Originally Posted by SFrog
Originally Posted by ruazkaz
Has anyone else dealt with this type of situation and if so could you let me know your thought process, what you chose and if you would do anything different...

Our DD13 finished 9th grade in June, having taken Geometry as her math class.

Our thought process when advocating for both of her whole grade accelerations, and in accepting the school's recommendation to further accelerate her in math, was to be prepared to sacrifice GPA for actual learning. Sure she could have snoozed her way to an easy A+ in 7th grade math this year. Instead she was challenged and had to fight for her A in Geometry. At the end of the year her GPA might be slightly lower than it could be, but in exchange she has gained much more value in real knowledge.

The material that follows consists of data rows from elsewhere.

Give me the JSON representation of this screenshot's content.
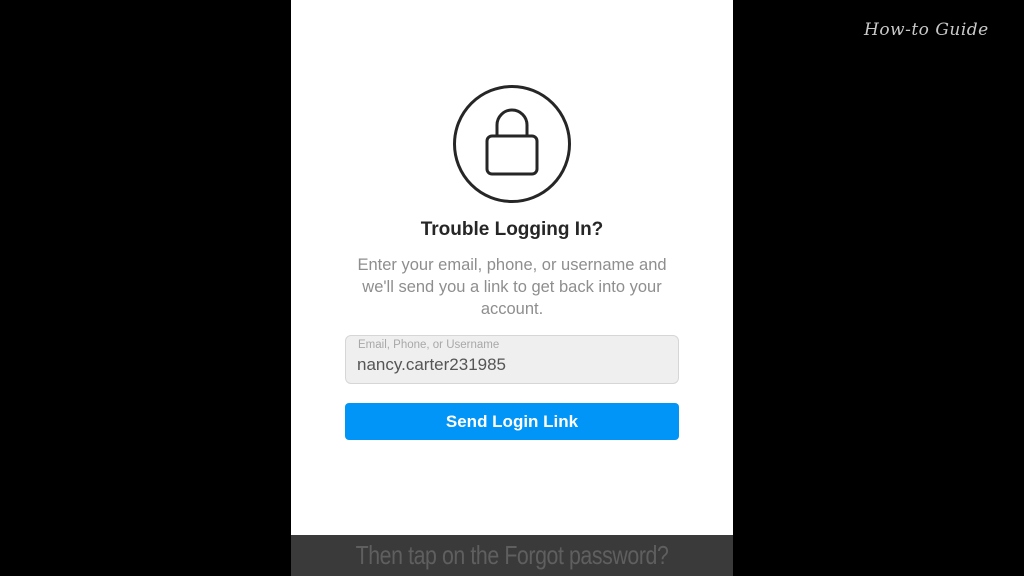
{
  "watermark": {
    "text": "How-to Guide"
  },
  "screen": {
    "icon": "lock-icon",
    "title": "Trouble Logging In?",
    "description": "Enter your email, phone, or username and we'll send you a link to get back into your account.",
    "input": {
      "label": "Email, Phone, or Username",
      "value": "nancy.carter231985"
    },
    "send_button_label": "Send Login Link"
  },
  "caption": {
    "text": "Then tap on the Forgot password?"
  },
  "colors": {
    "button": "#0095f6",
    "background": "#000000",
    "panel": "#ffffff"
  }
}
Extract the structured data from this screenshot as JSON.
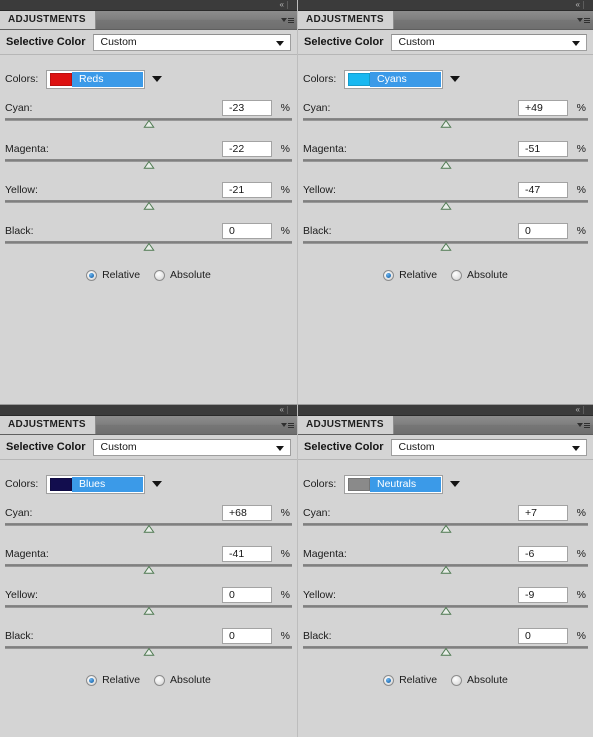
{
  "app": {
    "panel_tab_label": "ADJUSTMENTS",
    "header_title": "Selective Color",
    "preset_value": "Custom",
    "colors_label": "Colors:",
    "percent_symbol": "%",
    "collapse_icon": "«",
    "panel_menu_icon": "panel-menu-icon",
    "radio_relative_label": "Relative",
    "radio_absolute_label": "Absolute",
    "accent_selection_color": "#3b9ae8",
    "panel_background_color": "#d4d4d4",
    "tabbar_color": "#7e7e7e",
    "dockstrip_color": "#3b3b3b"
  },
  "slider_labels": {
    "cyan": "Cyan:",
    "magenta": "Magenta:",
    "yellow": "Yellow:",
    "black": "Black:"
  },
  "panels": [
    {
      "id": "top-left",
      "color_target": "Reds",
      "swatch_color": "#dd1111",
      "method": "Relative",
      "sliders": [
        {
          "name": "Cyan:",
          "value": "-23",
          "percent": 50
        },
        {
          "name": "Magenta:",
          "value": "-22",
          "percent": 50
        },
        {
          "name": "Yellow:",
          "value": "-21",
          "percent": 50
        },
        {
          "name": "Black:",
          "value": "0",
          "percent": 50
        }
      ]
    },
    {
      "id": "top-right",
      "color_target": "Cyans",
      "swatch_color": "#18b8f0",
      "method": "Relative",
      "sliders": [
        {
          "name": "Cyan:",
          "value": "+49",
          "percent": 50
        },
        {
          "name": "Magenta:",
          "value": "-51",
          "percent": 50
        },
        {
          "name": "Yellow:",
          "value": "-47",
          "percent": 50
        },
        {
          "name": "Black:",
          "value": "0",
          "percent": 50
        }
      ]
    },
    {
      "id": "bottom-left",
      "color_target": "Blues",
      "swatch_color": "#120d4e",
      "method": "Relative",
      "sliders": [
        {
          "name": "Cyan:",
          "value": "+68",
          "percent": 50
        },
        {
          "name": "Magenta:",
          "value": "-41",
          "percent": 50
        },
        {
          "name": "Yellow:",
          "value": "0",
          "percent": 50
        },
        {
          "name": "Black:",
          "value": "0",
          "percent": 50
        }
      ]
    },
    {
      "id": "bottom-right",
      "color_target": "Neutrals",
      "swatch_color": "#8a8a8a",
      "method": "Relative",
      "sliders": [
        {
          "name": "Cyan:",
          "value": "+7",
          "percent": 50
        },
        {
          "name": "Magenta:",
          "value": "-6",
          "percent": 50
        },
        {
          "name": "Yellow:",
          "value": "-9",
          "percent": 50
        },
        {
          "name": "Black:",
          "value": "0",
          "percent": 50
        }
      ]
    }
  ]
}
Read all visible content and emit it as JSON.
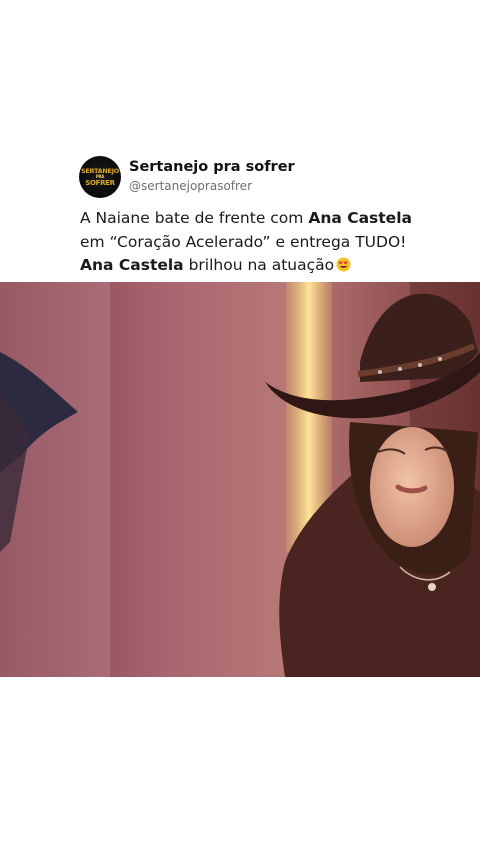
{
  "account": {
    "display_name": "Sertanejo pra sofrer",
    "handle": "@sertanejoprasofrer",
    "avatar_logo": {
      "line1": "SERTANEJO",
      "line2": "PRA",
      "line3": "SOFRER"
    }
  },
  "caption": {
    "line1_prefix": "A Naiane bate de frente com ",
    "line1_bold": "Ana Castela",
    "line2": "em “Coração Acelerado” e entrega TUDO!",
    "line3_bold": "Ana Castela",
    "line3_rest": " brilhou na atuação",
    "emoji": "heart-eyes-emoji-icon"
  },
  "video": {
    "description_icon": "video-frame"
  }
}
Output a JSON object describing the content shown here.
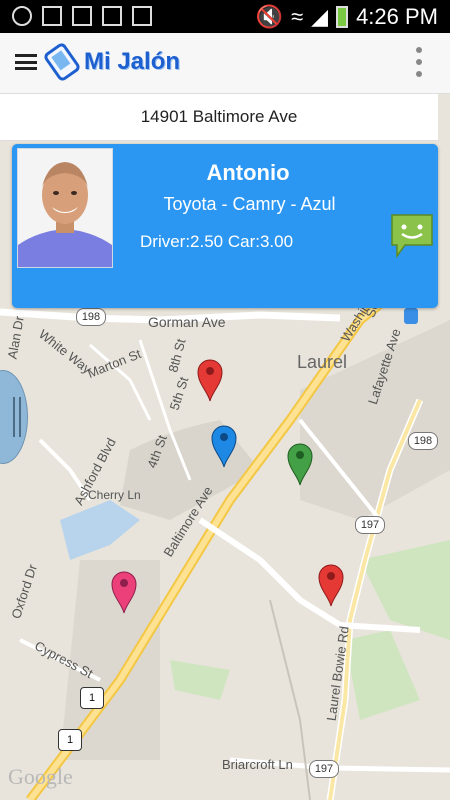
{
  "status_bar": {
    "time": "4:26 PM"
  },
  "app_bar": {
    "title": "Mi Jalón"
  },
  "address_bar": {
    "text": "14901 Baltimore Ave"
  },
  "driver_card": {
    "name": "Antonio",
    "car": "Toyota - Camry - Azul",
    "ratings": "Driver:2.50 Car:3.00"
  },
  "map": {
    "labels": [
      "Gorman Ave",
      "Laurel",
      "White Way",
      "Marton St",
      "8th St",
      "5th St",
      "4th St",
      "Ashford Blvd",
      "Cherry Ln",
      "Baltimore Ave",
      "Oxford Dr",
      "Cypress St",
      "Laurel Bowie Rd",
      "Briarcroft Ln",
      "Lafayette Ave",
      "Alan Dr",
      "Washington",
      "Sec"
    ],
    "shields": [
      "198",
      "198",
      "197",
      "197",
      "1",
      "1"
    ],
    "pin_colors": [
      "#e53935",
      "#1e88e5",
      "#43a047",
      "#e53935",
      "#ec407a"
    ],
    "attribution": "Google"
  }
}
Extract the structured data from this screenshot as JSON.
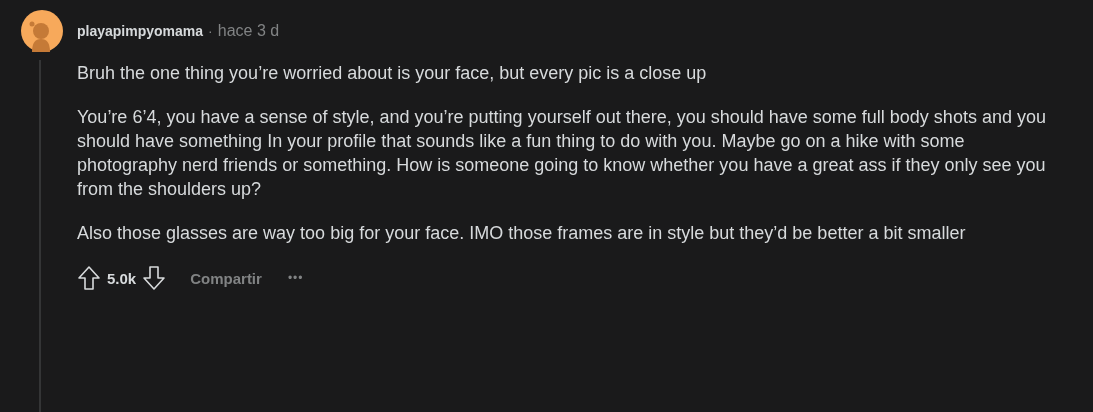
{
  "comment": {
    "author": "playapimpyomama",
    "separator": "·",
    "time": "hace 3 d",
    "paragraphs": [
      "Bruh the one thing you’re worried about is your face, but every pic is a close up",
      "You’re 6’4, you have a sense of style, and you’re putting yourself out there, you should have some full body shots and you should have something In your profile that sounds like a fun thing to do with you. Maybe go on a hike with some photography nerd friends or something. How is someone going to know whether you have a great ass if they only see you from the shoulders up?",
      "Also those glasses are way too big for your face. IMO those frames are in style but they’d be better a bit smaller"
    ],
    "score": "5.0k",
    "share": "Compartir",
    "more": "•••"
  }
}
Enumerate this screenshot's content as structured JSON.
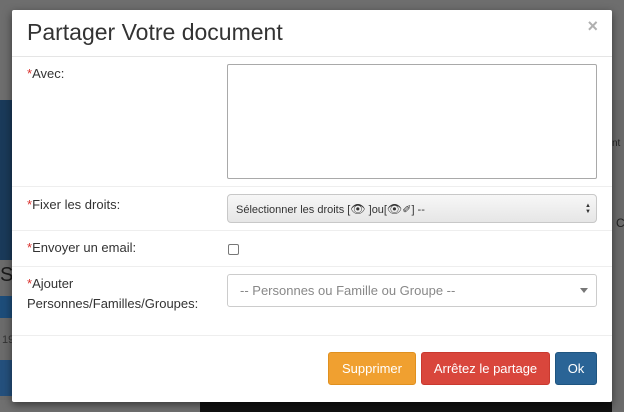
{
  "background": {
    "edge_text": "SE",
    "edge_text_small": "19",
    "right_mark": "nt",
    "right_mark2": "C"
  },
  "modal": {
    "title": "Partager Votre document",
    "close_label": "×"
  },
  "form": {
    "required_mark": "*",
    "avec": {
      "label": "Avec:",
      "value": ""
    },
    "droits": {
      "label": "Fixer les droits:",
      "selected_prefix": "Sélectionner les droits [",
      "eye1": "👁",
      "middle": " ]ou[",
      "eye2": "👁",
      "pencil": "✐",
      "suffix": "] --"
    },
    "email": {
      "label": "Envoyer un email:",
      "checked": false
    },
    "ajouter": {
      "label": "Ajouter Personnes/Familles/Groupes:",
      "placeholder": "-- Personnes ou Famille ou Groupe --"
    }
  },
  "buttons": {
    "supprimer": "Supprimer",
    "arreter": "Arrêtez le partage",
    "ok": "Ok"
  },
  "colors": {
    "required": "#d9302c",
    "supprimer": "#f0a030",
    "arreter": "#d9463c",
    "ok": "#2a6496"
  }
}
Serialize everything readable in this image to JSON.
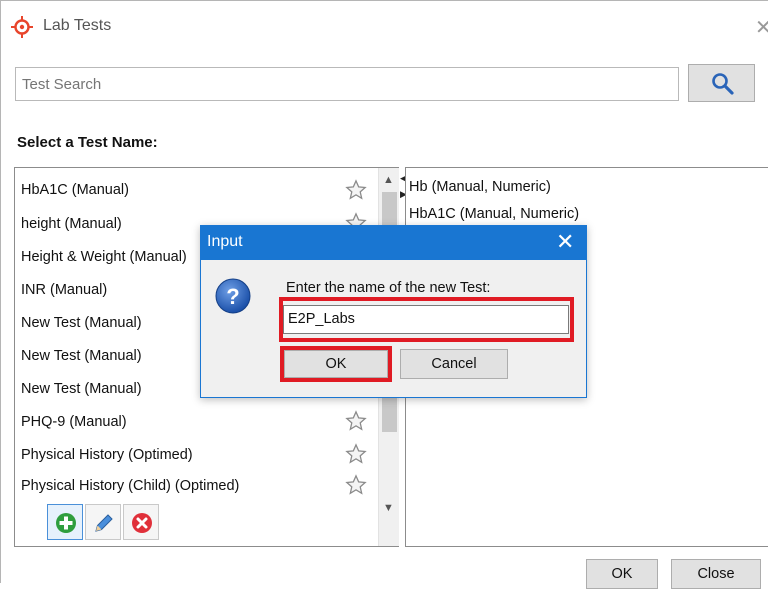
{
  "window": {
    "title": "Lab Tests",
    "close_glyph": "✕"
  },
  "search": {
    "placeholder": "Test Search",
    "button_icon": "search-icon"
  },
  "section_label": "Select a Test Name:",
  "left_list": {
    "items": [
      {
        "label": "HbA1C (Manual)",
        "favorite": false
      },
      {
        "label": "height (Manual)",
        "favorite": false
      },
      {
        "label": "Height & Weight (Manual)",
        "favorite": false
      },
      {
        "label": "INR (Manual)",
        "favorite": false
      },
      {
        "label": "New Test (Manual)",
        "favorite": false
      },
      {
        "label": "New Test (Manual)",
        "favorite": false
      },
      {
        "label": "New Test (Manual)",
        "favorite": false
      },
      {
        "label": "PHQ-9 (Manual)",
        "favorite": false
      },
      {
        "label": "Physical History (Optimed)",
        "favorite": false
      },
      {
        "label": "Physical History (Child) (Optimed)",
        "favorite": false
      }
    ]
  },
  "toolbar": {
    "add_icon": "add-icon",
    "edit_icon": "pencil-icon",
    "delete_icon": "delete-icon"
  },
  "right_list": {
    "items": [
      "Hb (Manual, Numeric)",
      "HbA1C (Manual, Numeric)"
    ]
  },
  "footer": {
    "ok_label": "OK",
    "close_label": "Close"
  },
  "dialog": {
    "title": "Input",
    "close_glyph": "✕",
    "prompt": "Enter the name of the new Test:",
    "input_value": "E2P_Labs",
    "ok_label": "OK",
    "cancel_label": "Cancel",
    "icon": "question-icon"
  },
  "colors": {
    "dialog_titlebar": "#1976d2",
    "highlight": "#e01b24",
    "app_icon": "#e8452c"
  }
}
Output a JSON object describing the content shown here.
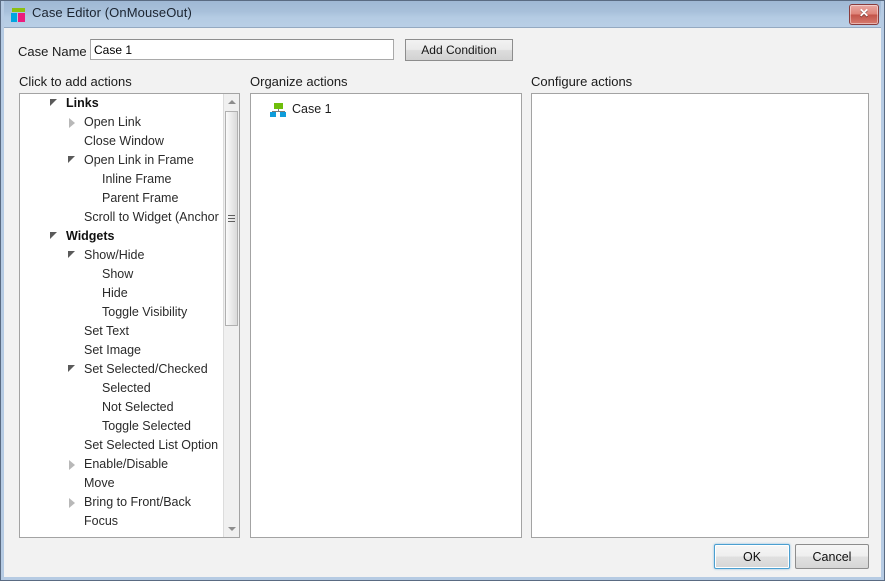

Would we do anything different? Not substantially. Maybe if I could think of a way to boost her confidence in her math ability. Since math is her relative weakness, she thinks she is not good at math. Frustrating since she considers me good at math, yet at 13 I was looking to take 8th grade math where she's queued up for Algebra II.

Best of luck,
--S.F.

THIS.

DD's transcripts reflect it, too-- that is, her ONLY non-A grades are in math coursework, but oddly, not in those later AP courses.

We were on the opposite side of the divide that is outlined by the OP, though-- DD didn't have a choice-- she HAD to take a math class, and the ones that she was taking in 7th + 8th grade were honors high school courses... which went on her high school transcript. And were later rolled into her cumulative GPA, I might add.

I think that you have to do what feels like the right thing for your child at the time. You don't really have a crystal ball, and so you CANNOT really know whether you'll regret the decision later. KWIM?

The really critical down side that I see to this kind (and extent) of math acceleration is that high school math teachers are rarely well-equipped to teach anything well once one moves beyond trigonometry.

Even with training, most of them do NOT teach calc well, much less anything past it. At least DD's math teacher understood the math well himself. He just didn't have the grasp of spoken/written English to actually teach anything, or to grade written work well-- so he didn't. I'm not dissing him on the basis of not being a native speaker, but it was a rather severe impediment to effective instruction and feedback. But he did know the math, at least, unlike a lot of her friends' experiences with AP calc teachers who just shrug when asked questions.

The instruction problem was the reason why DD effectively de-celerated math after algebra II as a freshman. Instead, she took AP Physics that next year, and not Calc. Her senior year, she took some dual enrollment credits-- but statistics, not calculus, because I could fill the gaps instructionally with the former, and not so much the latter.

In her intake interview with the math department, they were pleasantly surprised that she had not taken CALC in high school, but HAD taken college level algebra and statistics. They were perfectly happy to have her as a major even without the differential and integral calc sequence. {shrug} I suppose opinions vary, but I strongly suspect that they like to know that a student has learned the calc well as much as early. The quality of high school teachers really begs a lot of questions on that score. It's also worth noting that even students who don't PLACE (via ALEKS, which a great many colleges use as a placement tool) into calculus (differential, I mean) seem to wind up getting 3's (or better) on the AP exam. {sigh}

Us, we chose to "play the game" to some degree-- but recall also that "the game" meaning fluff coursework that is "easier" is completely unnecessary for HG+ kids to begin with. So "the game" for kids like my DD-- and likely most of those on the boards-- is to take as MUCH weighted coursework that "counts" toward the GPA as possible, in order to maximize class rank... so the trick is actually to take the UNWEIGHTED coursework over summers, or get it off-site somehow so that it doesn't get averaged into the GPA to start with. Yes, that is a bit squicky, I think-- but that's "the game" as it is played NOW. DD did drop an unweighted course (dual enrollment) and DID avoid taking anything at the local community college itself (because we were informed that those credits WOULD be averaged into her GPA, and would NOT be weighted like honors or AP is at the high school. But she didn't find a way to take health or PE such that those didn't get averaged in, either. Nor did she CLEP out a language requirement.



Particularly if they haven't been grade accelerated more than a year, I don't see calculus, linear algebra, or stats BEING all that hard for a 15-17yo HG+ student. KWIM?